A guardare come saliva la nostra borsa si capiva che erano in tanti a crederci. C’era anche chi credeva che la risalita del Btp fosse dovuta alle capacità sovrannaturali di Monti (in un contesto economico e con i conti del Paese che non erano cambiati in pochi giorni), trascurando in modo ingrato gli sforzi disumani di Mario Draghi, che in quei giorni impartiva generosi ordini di acquisto di titoli di Stato italiani e prometteva di continuare con ancora più forza.

A luglio 2012 la Grecia visse un picco della propria crisi. O meglio, i mercati percepirono improvvisamente la situazione greca come più grave, innescando un crollo dei listini e dei titoli di Stato, soprattutto europei, specie degli stati logisticamente periferici. Il Ftse Mib arrivò a livelli più bassi di quelli pre-Monti, lo spread si allargò per arrivare sopra 500 punti base, dove era con Berlusconi al Governo. L’effetto Monti era improvvisamente svanito, l’entusiasmo sfiduciato. Ci sarà stato chi, incredulo, sarà andato a vedere cos’era cambiato nei conti dello Stato, delle imprese, per giustificare quel movimento. Non notando grandi differenze avrà esclamato: “Il mercato scende per la Grecia”.

La situazione quindi, distrazioni elleniche a parte, era pari a quella lasciata da Berlusconi e i carpiati del mercato fondati solo sull’irrazionalità. Per la precisione qualche differenza negativa c’era, soprattutto in termini di tagli alle stime sulla crescita del Pil. Monti aveva infatti aumentato le tasse andando a cercare una riduzione della base imponibile e finendo con l’incassare di meno. Monti aveva programmato i bilanci dei periodi a venire sulla base di attese ben precise sull’andamento dell’economia italiana, quelle stime furono tagliate più volte e quindi risultò ridotto anche il gettito atteso. Monti non aveva cambiato nulla nella struttura dei conti del Paese e tantomeno nelle prospettive per il futuro. Si pensava fosse arrivato un messia, ma ci siamo resi conto che invece aspettavamo ancora Godot.

I mercati finanziari sembrano strutturalmente segnati da amplificazioni emotive tra momenti di euforia e di disperazione con contestuale distaccamento dalla realtà delle basi. O forse la patologia è di chi vuole dare a tutti costi una spiegazione a quelle che sono le normali oscillazioni dei grafici, più o meno ampie secondo i momenti di maggiore o minore nervosismo. Ieri mattina si facevano notare, per numero e magnitudo, coloro che compravano azionario e coloro che giuravano di aver visto Enrico Letta camminare sull’acqua. Voglio sperare che titolisti e partecipanti ai forum di finanza non ci credano veramente. Non posso credere che si rifaccia lo stesso errore in cui caddero con Monti.

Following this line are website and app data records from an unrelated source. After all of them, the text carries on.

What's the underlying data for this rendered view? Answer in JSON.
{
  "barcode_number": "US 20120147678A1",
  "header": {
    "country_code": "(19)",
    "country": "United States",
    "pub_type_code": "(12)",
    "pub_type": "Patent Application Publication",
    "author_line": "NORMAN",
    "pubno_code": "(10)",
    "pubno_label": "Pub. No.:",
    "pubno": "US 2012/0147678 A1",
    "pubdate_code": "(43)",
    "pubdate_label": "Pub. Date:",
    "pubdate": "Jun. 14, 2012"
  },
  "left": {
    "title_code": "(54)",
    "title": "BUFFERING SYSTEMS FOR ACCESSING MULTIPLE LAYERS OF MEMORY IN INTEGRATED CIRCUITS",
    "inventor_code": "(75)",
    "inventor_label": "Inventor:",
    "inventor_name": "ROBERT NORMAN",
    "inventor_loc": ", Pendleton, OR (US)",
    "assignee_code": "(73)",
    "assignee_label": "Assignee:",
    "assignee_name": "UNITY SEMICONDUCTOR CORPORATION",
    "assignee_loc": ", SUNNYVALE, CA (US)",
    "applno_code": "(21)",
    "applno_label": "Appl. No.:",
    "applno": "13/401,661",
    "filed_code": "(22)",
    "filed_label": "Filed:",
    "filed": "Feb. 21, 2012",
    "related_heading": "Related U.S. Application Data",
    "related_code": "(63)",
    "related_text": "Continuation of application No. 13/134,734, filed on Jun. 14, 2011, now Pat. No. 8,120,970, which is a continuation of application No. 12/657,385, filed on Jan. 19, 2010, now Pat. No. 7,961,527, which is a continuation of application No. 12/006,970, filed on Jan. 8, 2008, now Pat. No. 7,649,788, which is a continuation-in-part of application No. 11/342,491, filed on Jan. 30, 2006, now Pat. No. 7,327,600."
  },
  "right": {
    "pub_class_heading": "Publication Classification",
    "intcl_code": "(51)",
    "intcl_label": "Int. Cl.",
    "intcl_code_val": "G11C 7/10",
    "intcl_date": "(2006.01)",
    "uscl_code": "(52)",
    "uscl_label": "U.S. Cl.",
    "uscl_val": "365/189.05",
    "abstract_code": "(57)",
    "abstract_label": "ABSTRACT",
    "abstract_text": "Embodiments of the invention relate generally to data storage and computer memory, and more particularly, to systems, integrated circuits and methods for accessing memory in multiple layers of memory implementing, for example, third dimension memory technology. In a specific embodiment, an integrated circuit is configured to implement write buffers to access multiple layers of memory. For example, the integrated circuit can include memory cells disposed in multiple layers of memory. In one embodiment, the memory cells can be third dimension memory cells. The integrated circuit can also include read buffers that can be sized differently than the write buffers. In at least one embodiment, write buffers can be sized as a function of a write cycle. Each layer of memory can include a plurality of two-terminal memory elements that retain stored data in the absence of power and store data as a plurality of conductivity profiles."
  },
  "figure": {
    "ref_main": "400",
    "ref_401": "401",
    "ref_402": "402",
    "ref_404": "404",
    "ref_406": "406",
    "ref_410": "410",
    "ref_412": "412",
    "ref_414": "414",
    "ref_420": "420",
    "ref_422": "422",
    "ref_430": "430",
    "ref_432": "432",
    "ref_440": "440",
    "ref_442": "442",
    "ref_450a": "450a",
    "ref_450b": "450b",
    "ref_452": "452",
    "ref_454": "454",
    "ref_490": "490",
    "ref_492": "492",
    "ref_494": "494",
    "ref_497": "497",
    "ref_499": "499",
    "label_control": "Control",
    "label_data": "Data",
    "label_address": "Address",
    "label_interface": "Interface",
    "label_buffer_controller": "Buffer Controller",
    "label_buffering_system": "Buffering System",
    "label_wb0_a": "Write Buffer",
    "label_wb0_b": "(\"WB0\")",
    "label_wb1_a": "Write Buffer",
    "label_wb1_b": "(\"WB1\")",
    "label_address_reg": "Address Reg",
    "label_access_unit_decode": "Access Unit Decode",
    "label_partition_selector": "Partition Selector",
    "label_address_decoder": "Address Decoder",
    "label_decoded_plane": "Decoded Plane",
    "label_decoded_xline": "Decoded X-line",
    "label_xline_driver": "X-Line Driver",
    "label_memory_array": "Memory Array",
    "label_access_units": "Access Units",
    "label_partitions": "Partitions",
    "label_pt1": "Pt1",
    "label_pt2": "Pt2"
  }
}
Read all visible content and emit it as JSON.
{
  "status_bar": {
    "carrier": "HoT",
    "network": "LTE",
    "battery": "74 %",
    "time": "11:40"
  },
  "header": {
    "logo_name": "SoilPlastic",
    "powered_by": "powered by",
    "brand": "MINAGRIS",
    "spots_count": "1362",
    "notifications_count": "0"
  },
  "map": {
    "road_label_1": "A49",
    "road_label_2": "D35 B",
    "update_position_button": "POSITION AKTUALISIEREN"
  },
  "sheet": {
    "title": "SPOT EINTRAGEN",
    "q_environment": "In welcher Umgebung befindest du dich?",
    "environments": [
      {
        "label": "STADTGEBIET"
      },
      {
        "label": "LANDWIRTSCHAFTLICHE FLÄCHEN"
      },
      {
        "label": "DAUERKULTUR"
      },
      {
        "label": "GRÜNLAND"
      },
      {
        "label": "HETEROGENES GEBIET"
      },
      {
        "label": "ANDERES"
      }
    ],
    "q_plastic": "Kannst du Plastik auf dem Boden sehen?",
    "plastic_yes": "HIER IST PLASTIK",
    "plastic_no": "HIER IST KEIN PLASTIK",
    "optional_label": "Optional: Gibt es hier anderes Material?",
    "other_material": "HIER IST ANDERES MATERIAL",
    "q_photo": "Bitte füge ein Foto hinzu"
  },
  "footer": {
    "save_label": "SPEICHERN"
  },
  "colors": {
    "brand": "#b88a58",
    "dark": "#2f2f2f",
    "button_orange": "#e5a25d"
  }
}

Le borse sono in una fase di salita che usa come propellente la liquidità delle banche centrali. La borsa italiana ha guadagnato più punti delle altre perché alcuni razionalmente hanno comprato l’idea che con un governo si esca dallo stallo e si possa cercare di limitare i danni, mentre altri, euforicamente, giurano che ora ci incamminiamo verso la soluzione al seguito di Letta. Altri ancora, increduli, saranno saltati sul carro e avranno comprato indistintamente azioni e obbligazioni ricordando che “trend is your friend”. Gli ultimi invece son quelli che non credono che questa salita abbia un fondamento e che sono rimasti con liquidità. Sinora hanno perso, perché il mercato ha sempre ragione e chi ha comprato sinora ha guadagnato. Hanno perso però senza rimpianti: mettere capitali su una scia, senza basi, porta prima o poi ad affondare.

Per mantenere questa corsa così ampia e travolgente, i mercati in generale avranno bisogno di soddisfare la dipendenza da liquidità di cui soffrono. Vedremo giovedì se la Bce continuerà ad alimentarla o se opterà per un modesto taglio dello 0,25% al metadone. Per mantenere questa sovraperformance rispetto agli altri mercati, l’Italia dovrà portare sul piatto risultati fatti di migliori previsioni per il Pil e per l’occupazione. Se i risultati mancheranno, questa salita non potrà continuare ingiustificatamente e, finito l’entusiasmo, i prezzi dovranno riallinearsi ai dati macroeconomici e alle loro stime.